Formula 1 News: Alonso admits Newey’s Aston ‘definitely behind’
(GMM) Fernando Alonso has openly conceded that Aston Martin is beginning Formula 1’s new 2026 era on the back foot, after the team’s Adrian Newey (pictured) -designed car arrived late and barely ran during the Barcelona shakedown.
Speaking to Spanish newspaper AS following Aston Martin’s livery launch, the two-time world champion made no attempt to downplay the situation.
“We’re definitely behind, we’re at square one. I don’t think we’ve even started,” said Fernando Alonso. “In Barcelona we were able to run some track time, but I treated it more like a filming day – a shakedown that other teams did privately at Silverstone with 200 kilometers that we couldn’t do.”
Alonso explained that Barcelona effectively served as Aston Martin’s delayed first systems check, rather than a meaningful performance test.
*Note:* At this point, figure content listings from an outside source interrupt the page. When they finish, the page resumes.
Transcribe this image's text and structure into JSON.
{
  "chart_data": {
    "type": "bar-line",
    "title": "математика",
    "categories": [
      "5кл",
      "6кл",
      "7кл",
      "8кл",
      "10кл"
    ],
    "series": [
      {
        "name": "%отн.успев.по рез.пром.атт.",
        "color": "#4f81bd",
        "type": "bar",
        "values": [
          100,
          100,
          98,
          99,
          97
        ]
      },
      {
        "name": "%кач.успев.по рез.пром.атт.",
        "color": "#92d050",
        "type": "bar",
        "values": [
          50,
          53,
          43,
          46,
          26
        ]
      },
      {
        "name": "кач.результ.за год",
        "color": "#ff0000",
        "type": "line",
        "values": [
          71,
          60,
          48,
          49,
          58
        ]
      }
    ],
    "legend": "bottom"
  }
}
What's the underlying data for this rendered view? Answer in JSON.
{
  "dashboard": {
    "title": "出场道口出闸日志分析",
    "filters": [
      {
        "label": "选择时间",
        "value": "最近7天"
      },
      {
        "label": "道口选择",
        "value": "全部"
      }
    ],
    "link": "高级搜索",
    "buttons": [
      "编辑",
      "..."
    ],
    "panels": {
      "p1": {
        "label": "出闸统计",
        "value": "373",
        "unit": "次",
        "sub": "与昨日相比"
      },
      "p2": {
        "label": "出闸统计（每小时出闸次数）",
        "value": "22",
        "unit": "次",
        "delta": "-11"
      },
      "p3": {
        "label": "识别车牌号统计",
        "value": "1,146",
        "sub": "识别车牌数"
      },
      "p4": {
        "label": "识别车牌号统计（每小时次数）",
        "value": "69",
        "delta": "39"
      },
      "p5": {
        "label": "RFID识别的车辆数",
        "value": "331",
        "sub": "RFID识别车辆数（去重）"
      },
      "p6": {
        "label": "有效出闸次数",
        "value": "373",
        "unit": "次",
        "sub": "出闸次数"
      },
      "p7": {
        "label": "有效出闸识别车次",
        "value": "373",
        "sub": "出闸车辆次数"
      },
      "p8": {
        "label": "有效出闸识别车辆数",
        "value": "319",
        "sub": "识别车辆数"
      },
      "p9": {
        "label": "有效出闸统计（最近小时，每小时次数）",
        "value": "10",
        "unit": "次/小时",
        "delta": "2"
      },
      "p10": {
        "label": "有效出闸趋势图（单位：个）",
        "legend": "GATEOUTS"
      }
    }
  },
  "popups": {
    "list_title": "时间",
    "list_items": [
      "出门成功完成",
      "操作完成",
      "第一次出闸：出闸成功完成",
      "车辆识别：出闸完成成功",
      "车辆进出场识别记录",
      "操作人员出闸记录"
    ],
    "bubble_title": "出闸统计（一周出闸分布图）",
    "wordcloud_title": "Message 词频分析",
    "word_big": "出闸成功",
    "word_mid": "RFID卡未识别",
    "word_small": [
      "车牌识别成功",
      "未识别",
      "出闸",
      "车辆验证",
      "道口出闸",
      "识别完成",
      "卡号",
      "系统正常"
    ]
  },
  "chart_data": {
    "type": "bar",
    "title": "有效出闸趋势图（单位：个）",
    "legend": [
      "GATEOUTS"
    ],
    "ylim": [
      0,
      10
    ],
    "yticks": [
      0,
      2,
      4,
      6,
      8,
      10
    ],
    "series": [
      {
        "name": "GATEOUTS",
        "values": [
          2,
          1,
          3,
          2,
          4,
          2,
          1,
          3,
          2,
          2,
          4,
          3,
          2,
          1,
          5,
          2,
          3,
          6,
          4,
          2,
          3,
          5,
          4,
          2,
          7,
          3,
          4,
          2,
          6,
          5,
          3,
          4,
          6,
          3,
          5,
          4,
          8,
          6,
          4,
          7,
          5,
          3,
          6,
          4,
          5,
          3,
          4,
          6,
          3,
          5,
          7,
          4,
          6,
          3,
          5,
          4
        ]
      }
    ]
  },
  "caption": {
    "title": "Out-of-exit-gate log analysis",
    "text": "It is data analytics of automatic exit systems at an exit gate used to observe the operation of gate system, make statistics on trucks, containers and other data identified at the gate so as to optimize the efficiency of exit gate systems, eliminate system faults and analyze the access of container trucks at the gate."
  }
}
“Some parts of the car weren’t validated for top speed, and we had to limit ourselves to 280 kilometers per hour on the straights. It’s just one example of how the preparation was pushed to the limit.”
As a result, the Spaniard says he has no real feel yet for the competitiveness of the AMR26.

“No, I don’t have it yet,” Alonso admitted when asked if he could judge whether the car was good or not. “Bahrain will be our very first test, our very first contact with the car. Barcelona was just starting the car and seeing that everything worked.”
Alonso acknowledged that the delays go beyond the chassis, echoing comments already made by Adrian Newey.
“I’m aware of some challenges we have, and I’m not the one saying this – Adrian has said it too,” Alonso said. “That we were a few months behind what he thinks the other teams were doing, and the same goes for Honda, who have had more difficulties than they expected with the engine.”
With less than a month until Melbourne, Alonso warned that not all issues will be resolved in time.
“We believe we have some issues to resolve regarding the project’s competitiveness, and we don’t have much time,” he said. “Some of these issues won’t be resolved before Australia, and we’ll have to deal with them in the first three or four races.”
Despite that, Alonso played down panic around Aston Martin’s delayed appearance, suggesting Newey’s reputation alone explains why rivals are watching closely and hailing the apparently radical design.
“This is the Newey factor – it’s always been like this,” he said. “Whenever he presented a car in testing, you always had an eye on that car and what it could do or what could be copied. Now it will happen to our rivals.”
Still, Alonso stressed that 2026 will be a long game.
“This is a marathon, not a sprint,” he said. “The development race is going to be very long. It’s not how you start, it’s how you finish – and the second half of the season will be more important than the first.”